Data collection and analysis (was RE: 48-Hour Consensus Call: InstateLongdesc CP Update) from John Foliot on 2012-09-19 (public-html-a11y@w3.org from September 2012)

From: John Foliot <john@foliot.ca>
Date: Wed, 19 Sep 2012 12:11:13 -0700
To: "'Maciej Stachowiak'" <mjs@apple.com>, "'Benjamin Hawkes-Lewis'" <bhawkeslewis@googlemail.com>
Cc: "'Joshue O Connor'" <joshue.oconnor@cfit.ie>, "'Leif Halvard Silli'" <xn--mlform-iua@xn--mlform-iua.no>, "'Silvia Pfeiffer'" <silviapfeiffer1@gmail.com>, "'Steve Faulkner'" <faulkner.steve@gmail.com>, "'Sam Ruby'" <rubys@intertwingly.net>, <public-html-a11y@w3.org>
Message-ID: <012101cd969a$8b634080$a229c180$@ca>

Maciej Stachowiak wrote:
> 
> Some browser vendors (including Apple) have the ability to gather data
> on real-world usage as actually observed by users. Generally for
> privacy considerations we cannot log individual URLs. But we could log
> data such as:
> 
> - What proportion of images have a longdesc attribute
> - What proportion of those images have obviously wrong longdesc URLs
> (empty, #, appears to be an image, top-level URL of a domain, url of
> the same page that contains the image, etc)
> 
> Would folks see such data as more credible? It would be significant
> effort and we could not reveal the raw numbers. I suspect many would
> reject such data as not publicly reproducible.

Hi Maciej,

A few thoughts:

I can appreciate the concerns over privacy and security that might
necessitate not being able to make raw numbers publicly available. The lack
of independent review however does tend to weaken the returned results. That
said, any research data that adds to the collective knowledge base,
especially when it comes to matters of web accessibility, has a value to the
web community. It depends in part on how that data is used.
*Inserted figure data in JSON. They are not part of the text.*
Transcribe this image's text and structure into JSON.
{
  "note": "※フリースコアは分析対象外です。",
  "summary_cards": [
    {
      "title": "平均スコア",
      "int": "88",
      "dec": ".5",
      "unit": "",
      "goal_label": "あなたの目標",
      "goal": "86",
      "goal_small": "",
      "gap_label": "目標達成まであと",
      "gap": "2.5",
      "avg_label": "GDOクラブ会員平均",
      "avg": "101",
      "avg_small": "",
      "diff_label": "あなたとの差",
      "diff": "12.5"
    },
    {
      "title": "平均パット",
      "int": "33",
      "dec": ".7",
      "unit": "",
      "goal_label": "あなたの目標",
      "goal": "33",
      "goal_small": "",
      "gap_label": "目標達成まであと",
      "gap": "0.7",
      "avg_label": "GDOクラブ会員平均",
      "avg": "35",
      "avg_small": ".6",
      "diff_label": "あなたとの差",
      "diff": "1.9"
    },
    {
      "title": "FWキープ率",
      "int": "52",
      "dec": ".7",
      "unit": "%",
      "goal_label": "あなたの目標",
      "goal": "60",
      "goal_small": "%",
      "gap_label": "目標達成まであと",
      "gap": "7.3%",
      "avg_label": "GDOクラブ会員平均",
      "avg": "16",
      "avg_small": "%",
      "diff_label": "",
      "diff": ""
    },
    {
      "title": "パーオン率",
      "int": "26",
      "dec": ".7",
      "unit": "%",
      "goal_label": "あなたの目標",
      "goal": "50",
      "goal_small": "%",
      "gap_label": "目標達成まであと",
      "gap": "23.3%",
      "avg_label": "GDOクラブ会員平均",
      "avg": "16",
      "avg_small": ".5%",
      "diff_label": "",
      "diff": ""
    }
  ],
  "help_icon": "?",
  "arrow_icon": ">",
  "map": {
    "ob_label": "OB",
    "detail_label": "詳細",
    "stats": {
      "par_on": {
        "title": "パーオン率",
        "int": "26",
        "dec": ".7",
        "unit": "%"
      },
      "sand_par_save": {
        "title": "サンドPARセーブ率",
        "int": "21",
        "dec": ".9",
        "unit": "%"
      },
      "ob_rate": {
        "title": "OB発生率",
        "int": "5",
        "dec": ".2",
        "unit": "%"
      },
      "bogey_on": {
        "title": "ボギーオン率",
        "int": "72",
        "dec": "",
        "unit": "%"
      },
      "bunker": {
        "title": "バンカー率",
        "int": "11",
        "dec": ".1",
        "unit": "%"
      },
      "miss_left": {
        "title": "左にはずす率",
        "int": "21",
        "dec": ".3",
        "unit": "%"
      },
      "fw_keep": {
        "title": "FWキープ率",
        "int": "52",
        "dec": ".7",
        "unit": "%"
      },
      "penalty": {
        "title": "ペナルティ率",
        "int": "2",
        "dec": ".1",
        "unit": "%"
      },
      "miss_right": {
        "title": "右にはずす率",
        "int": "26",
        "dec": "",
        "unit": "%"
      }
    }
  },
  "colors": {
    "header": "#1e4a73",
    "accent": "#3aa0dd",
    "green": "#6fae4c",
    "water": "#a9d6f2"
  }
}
Another thing that I would like us to focus on is the fact that in certain
vertical markets (education for example) we may indeed find a greater
percentage of accurate and useful @longdesc content - remember, entities
such as Pearson Publishing have already shown us that they are using
@longdesc today as they migrate their educational materials online. As Geoff
Freed also pointed out, there is a US Federally funded project underway
right now that is focused on both improving the quality of longer textual
descriptions, as well as seeking to add to the collective "bucket" of this
type of content on the web. There is no doubt that there is some lousy
historical content out there, but I think we could all safely conclude that
there are concrete and fruitful efforts underway to improve that.

For these reasons, while I personally don't want to totally dismiss the
past, I also want to focus more clearly on the future, both in the short
term as well as in a longer term. 

It is for those reasons that I am most interested in a managed path forward
as opposed to a lot of hand-wringing about how bad things used to be: once
upon a time, before we could reliably use CSS for page layouts, the web was
"polluted" with nested tables 8 layers deep that were nightmarish for screen
reader users to deal with (of which I am sure we could find numerous - and
sadly sometimes still current - examples of in the wild as well). The
solution then was not to obsolete tables, but to provide a better path
forward, and coupled with education and increased browser support, teach the
web community the better way. (I'll note that it took approximately 3 to 5
years to turn that tide too.) If the "problem" of longer textual
descriptions is approached in that fashion, I think we stand a very good
chance of making the historical data just that, history.

JF

Received on Wednesday, 19 September 2012 19:11:57 UTC